Pope Francis Calls for New Models of ‘Inclusive Capitalism’

Pope Francis speaks as he concludes a congress titled "Theology after Veritatis Gaudium in
FILIPPO MONTEFORTE/AFP/Getty Images

Pope Francis urged leaders Monday to devise “more inclusive and equitable economic models,” praising those who seek ways “to make capitalism become a more inclusive instrument for integral human wellbeing.”

A just economy would “permit each person to share in the resources of this world and have opportunities to realize his or her potential,” the pope said in his address to participants in a meeting of the Council for Inclusive Capitalism in Rome.

The Council is a result of a 2016 Forum promoting “an exchange of ideas and information aimed at creating a more humane economy and contributing to the eradication of poverty on the global level,” Francis noted.

Seeking ways to make capitalism more inclusive entails “overcoming an economy of exclusion and reducing the gap separating the majority of people from the prosperity enjoyed by the few,” the pontiff remarked.

Francis acknowledged that “business is a noble vocation, directed to producing wealth and improving our world” and can be “a fruitful source of prosperity for the areas in which it operates, especially if it sees the creation of jobs as an essential part of its service to the common good.”

At the same time, authentic development cannot be restricted to economic growth alone “but must foster the growth of each person and of the whole person,” he said.

The economy must focus on the good of the human person, he said, and an economic system “detached from ethical concerns does not bring about a more just social order, but leads instead to a ‘throw away’ culture of consumption and waste.”

As he has done on other occasions, Pope Francis insisted that just economic systems must address “rising levels of poverty on a global scale,” reflecting a common myth regarding the state of poverty around the globe.

Last June, the pope said that with the passage of time, the number of poor people increases rather than diminishes and “the poor are always poorer, and today they are poorer than ever.”

As a Brookings Institution report noted late last year, however, 2019 began “with the lowest prevalence of extreme poverty ever recorded in human history — less than 8 percent,” adding that in all likelihood, “this level will set the ‘ceiling’ for a new era of even lower single-digit global poverty rates for the foreseeable future.”

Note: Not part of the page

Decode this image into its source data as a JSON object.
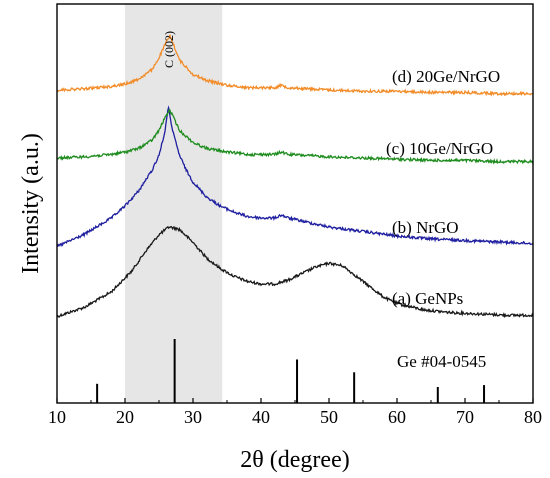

In the world today, less than ten percent of the global population lives in extreme poverty, according to the widely used “international poverty line,” whereby people are considered to be in “extreme poverty” if they live on less than $1.90 per day.

Just 30 years ago (1990), on the other hand, some 37 percent of the world lived in extreme poverty. Two centuries ago nearly everyone in the world lived in extreme poverty.

While in the year 1800 almost 90 percent of the world’s population subsisted on less than $1 a day, that percentage had been constantly falling, dropping below 20 percent in 2000 and below ten percent in the present day.

It is not only “extreme poverty” that is falling, however. The global poverty rate has been falling across every single poverty line, whether the bar is set at $1.90 a day or $10 a day.

It must also be acknowledged that there is no “gap” between the wealthy and the poor, as the vast majority of people live somewhere in the middle.

Poverty is not created. It is the natural state of human beings and has always existed. Widespread affluence is the novelty that needs to be explored and replicated.

The reason there are fewer poor people today is that wealth has been created. There is no point in searching for the causes of poverty but rather in investigating, implementing, and propagating the causes of prosperity.